Transparência e sustentabilidade no agronegócio

O descontentamento e a falta de clareza no financiamento do agronegócio através de instrumentos como Fiagro e CRAs têm gerado desconforto entre os investidores.

“Com todo respeito, se eu fosse cotista, me sentiria insultado. Fazem esses vídeos e continuam sem apresentar os devedores no relatório gerencial? Isso pra mim não é transparência, é marketing”, desabafa um investidor num fórum de mensagens no Telegram. O debate cresce sobre a falta de informações claras.

O investidor se refere especificamente ao RURA11, um Fundo de Investimento das Cadeias Produtivas Agroindustriais (Fiagro) gerido pelo Itaú Asset Management. A ausência de dados detalhados preocupa quem aplica valores nesses produtos.

Por que o Fiagro ainda não cobre a transparência necessária?

O Fiagro é um dos mais recentes instrumentos privados para financiar o agronegócio. Além dos Fiagros, existem os Certificados de Recebíveis do Agronegócio (CRAs), as Letras de Crédito do Agronegócio (LCAs), os Certificados de Direitos Creditórios do Agronegócio (CDCA) e as Cédulas de Produto Rural (CPRs). Juntos, esses instrumentos ultrapassaram, pela primeira vez, o volume de R$ 1 trilhão em abril de 2023. Porém, a transparência nesse processo é questionável.

Quais são os desafios na fiscalização desses fundos de investimento?

Desde 2021, o Banco Central do Brasil exige que instituições financeiras publiquem uma Política de Responsabilidade Social, Ambiental e Climática (PRSAC). Também passaram a ser impostas regras para impedir que negócios com risco climático tenham acesso ao crédito público. No entanto, essas normas não se aplicam aos instrumentos que financiam o agronegócio na B3, a Bolsa de Valores do Brasil, regulada pela Comissão de Valores Mobiliários (CVM).

Ainda em 2023, o Manual de Crédito Rural (MCR) foi atualizado para excluir invasores de terras indígenas e áreas embargadas pelo Ibama. No entanto, tais medidas não abrangem o mercado de capitais, gerido pela CVM.

Violação de direitos e impacto ambiental: Onde entra o financiamento?

O agronegócio no Brasil enfrenta críticas devido ao apoio financeiro a empresas com histórico de violações socioambientais.

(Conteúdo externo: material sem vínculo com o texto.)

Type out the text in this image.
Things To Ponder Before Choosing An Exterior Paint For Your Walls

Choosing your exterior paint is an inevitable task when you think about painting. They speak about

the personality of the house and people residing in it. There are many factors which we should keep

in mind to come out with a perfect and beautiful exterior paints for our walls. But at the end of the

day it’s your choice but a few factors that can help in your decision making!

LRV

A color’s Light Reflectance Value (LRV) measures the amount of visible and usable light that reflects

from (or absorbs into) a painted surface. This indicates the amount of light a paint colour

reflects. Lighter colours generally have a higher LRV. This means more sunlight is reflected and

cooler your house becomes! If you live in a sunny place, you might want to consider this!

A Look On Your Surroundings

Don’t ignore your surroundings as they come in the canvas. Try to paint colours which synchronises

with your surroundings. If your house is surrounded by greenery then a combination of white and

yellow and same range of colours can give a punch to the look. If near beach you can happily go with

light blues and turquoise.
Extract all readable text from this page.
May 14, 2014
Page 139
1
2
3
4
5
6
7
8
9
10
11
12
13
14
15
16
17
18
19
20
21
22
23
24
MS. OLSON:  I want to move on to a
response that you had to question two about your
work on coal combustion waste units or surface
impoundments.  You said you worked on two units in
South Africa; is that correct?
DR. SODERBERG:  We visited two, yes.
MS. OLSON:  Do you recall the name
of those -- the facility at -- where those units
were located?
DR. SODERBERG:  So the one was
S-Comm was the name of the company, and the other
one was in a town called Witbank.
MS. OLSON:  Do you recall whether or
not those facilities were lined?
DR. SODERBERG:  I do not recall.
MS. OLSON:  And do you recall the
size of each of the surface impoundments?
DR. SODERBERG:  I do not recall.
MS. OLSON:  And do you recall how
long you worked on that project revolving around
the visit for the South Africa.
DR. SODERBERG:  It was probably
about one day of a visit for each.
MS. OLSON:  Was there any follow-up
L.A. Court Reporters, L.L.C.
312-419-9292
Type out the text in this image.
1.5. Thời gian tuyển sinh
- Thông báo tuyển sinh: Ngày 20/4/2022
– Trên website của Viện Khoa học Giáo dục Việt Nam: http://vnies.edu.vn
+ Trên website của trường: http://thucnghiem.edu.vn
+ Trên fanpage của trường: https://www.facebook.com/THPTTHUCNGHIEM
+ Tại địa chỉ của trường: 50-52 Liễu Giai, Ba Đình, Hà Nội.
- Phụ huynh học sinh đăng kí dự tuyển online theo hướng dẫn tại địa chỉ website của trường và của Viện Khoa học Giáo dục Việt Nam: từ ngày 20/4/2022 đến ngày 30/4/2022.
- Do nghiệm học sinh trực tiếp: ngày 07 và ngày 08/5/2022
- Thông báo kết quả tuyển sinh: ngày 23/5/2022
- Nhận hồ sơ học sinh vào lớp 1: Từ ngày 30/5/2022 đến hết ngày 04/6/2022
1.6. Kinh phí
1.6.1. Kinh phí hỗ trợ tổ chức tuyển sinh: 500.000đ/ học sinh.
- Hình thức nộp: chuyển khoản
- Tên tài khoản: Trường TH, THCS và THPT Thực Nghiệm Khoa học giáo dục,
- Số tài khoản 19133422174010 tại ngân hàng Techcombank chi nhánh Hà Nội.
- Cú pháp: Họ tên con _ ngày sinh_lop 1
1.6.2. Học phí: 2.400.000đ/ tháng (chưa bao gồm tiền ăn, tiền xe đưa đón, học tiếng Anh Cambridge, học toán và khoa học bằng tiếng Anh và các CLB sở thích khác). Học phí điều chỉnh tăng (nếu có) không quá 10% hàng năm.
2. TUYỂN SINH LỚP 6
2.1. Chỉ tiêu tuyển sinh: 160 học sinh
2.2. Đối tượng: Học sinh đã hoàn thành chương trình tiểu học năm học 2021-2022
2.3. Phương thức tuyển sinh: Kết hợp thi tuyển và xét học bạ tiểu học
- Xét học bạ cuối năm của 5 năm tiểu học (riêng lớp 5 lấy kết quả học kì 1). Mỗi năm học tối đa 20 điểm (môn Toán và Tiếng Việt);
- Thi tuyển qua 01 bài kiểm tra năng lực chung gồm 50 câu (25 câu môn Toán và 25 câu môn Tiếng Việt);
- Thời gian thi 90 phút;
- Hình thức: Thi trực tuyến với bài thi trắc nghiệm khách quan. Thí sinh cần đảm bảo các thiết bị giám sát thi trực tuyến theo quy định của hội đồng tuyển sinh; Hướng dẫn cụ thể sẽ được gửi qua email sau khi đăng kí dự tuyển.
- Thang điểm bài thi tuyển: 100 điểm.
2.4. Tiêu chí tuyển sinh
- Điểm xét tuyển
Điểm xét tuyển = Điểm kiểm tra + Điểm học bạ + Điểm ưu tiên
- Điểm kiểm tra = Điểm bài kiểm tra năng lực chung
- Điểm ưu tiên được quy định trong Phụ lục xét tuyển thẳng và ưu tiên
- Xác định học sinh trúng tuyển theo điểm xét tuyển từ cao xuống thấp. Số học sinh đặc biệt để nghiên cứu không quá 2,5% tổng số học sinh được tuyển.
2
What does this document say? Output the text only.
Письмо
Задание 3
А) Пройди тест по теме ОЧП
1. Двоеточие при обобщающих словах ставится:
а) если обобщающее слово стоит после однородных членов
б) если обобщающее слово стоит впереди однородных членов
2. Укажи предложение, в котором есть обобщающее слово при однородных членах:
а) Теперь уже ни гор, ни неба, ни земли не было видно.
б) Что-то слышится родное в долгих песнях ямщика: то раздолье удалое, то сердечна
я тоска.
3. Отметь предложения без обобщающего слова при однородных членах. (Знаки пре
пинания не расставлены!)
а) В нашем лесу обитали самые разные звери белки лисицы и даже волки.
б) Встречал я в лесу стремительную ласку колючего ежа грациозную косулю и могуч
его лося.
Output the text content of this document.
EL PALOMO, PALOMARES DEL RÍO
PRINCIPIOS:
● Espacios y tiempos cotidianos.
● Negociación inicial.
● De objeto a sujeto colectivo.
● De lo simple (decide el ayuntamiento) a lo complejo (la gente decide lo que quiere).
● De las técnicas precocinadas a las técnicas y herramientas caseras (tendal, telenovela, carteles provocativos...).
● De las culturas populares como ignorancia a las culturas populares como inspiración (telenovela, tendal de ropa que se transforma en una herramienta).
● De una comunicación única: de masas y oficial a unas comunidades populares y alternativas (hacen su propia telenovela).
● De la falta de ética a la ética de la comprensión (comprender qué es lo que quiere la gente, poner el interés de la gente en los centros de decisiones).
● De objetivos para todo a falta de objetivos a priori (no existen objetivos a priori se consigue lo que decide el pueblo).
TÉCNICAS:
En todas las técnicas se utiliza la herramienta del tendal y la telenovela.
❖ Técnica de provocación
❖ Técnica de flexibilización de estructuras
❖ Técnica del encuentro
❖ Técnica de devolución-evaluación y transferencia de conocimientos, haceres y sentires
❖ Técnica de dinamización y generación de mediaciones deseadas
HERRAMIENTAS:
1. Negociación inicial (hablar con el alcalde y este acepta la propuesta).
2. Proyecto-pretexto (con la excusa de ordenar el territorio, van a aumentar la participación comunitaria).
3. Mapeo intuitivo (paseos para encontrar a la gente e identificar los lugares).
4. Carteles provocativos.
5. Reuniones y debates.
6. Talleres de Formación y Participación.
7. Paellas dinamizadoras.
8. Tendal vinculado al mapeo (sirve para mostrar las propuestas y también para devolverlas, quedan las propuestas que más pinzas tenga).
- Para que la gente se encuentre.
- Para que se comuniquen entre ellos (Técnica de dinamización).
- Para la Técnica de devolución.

Um exemplo é a Brasil Biofuels (BBF), maior produtora de óleo de palma da América Latina. Apesar das denúncias, a empresa conseguiu emitir debêntures somando R$ 133 milhões, além de tomar um CRA de R$ 55 milhões, absorvido pelo Fiagro VCRA11.

Outro caso é o da JBS, que recebeu cerca de R$ 11,6 bilhões via CRAs, apesar de seu envolvimento em desmatamento e aquisição de gado de áreas protegidas. O Fiagro CRAA11 e o BBGO11, do Banco do Brasil, investiram na empresa, atraindo milhares de cotistas até agosto de 2024.

Como os investidores opinam sobre a falta de clareza?

Investidores que utilizam esses fundos frequentemente reclamam da falta de transparência. Conforme relatado, muitos não encontram informações precisas sobre os devedores e a destinação dos recursos investidos. Os relatórios apresentados são muitas vezes genéricos, mencionando apenas categorias amplas como “Frigoríficos” ou “Grãos e Pecuária”.

Quais as exigências para maior transparência e regulamentação robusta?

Organizações da sociedade civil recomendam a geolocalização das atividades financiadas e a inclusão de dados como licenças ambientais e estudos de impacto climático nos relatórios dos fundos. A CVM é chamada a adotar regras mais rígidas quanto à fiscalização dos fundos Fiagro e CRAs. A proposta é garantir que os recursos não financiem atividades ilegais ou que causem danos ambientais.

A falta de regras ambientais e climáticas adequadas para os instrumentos de dívida privada do agronegócio levanta uma preocupação significativa. A inclusão de uma verificação mais detalhada e a regulamentação mais robusta são vistas como essenciais para evitar o financiamento de práticas prejudiciais ao meio ambiente e à sociedade.

Conclusão: Ações necessárias para um futuro mais transparente e sustentável

Para Tarcísio Feitosa da Silva, da Florest and Finance, há uma omissão clara na ausência de regulamentações claras que protejam o meio ambiente e as comunidades vulneráveis. A sustentabilidade deve ser um pilar fundamental, garantindo que o investimento no agro seja seguro e responsável, não colocando em risco o meio ambiente nem as populações locais.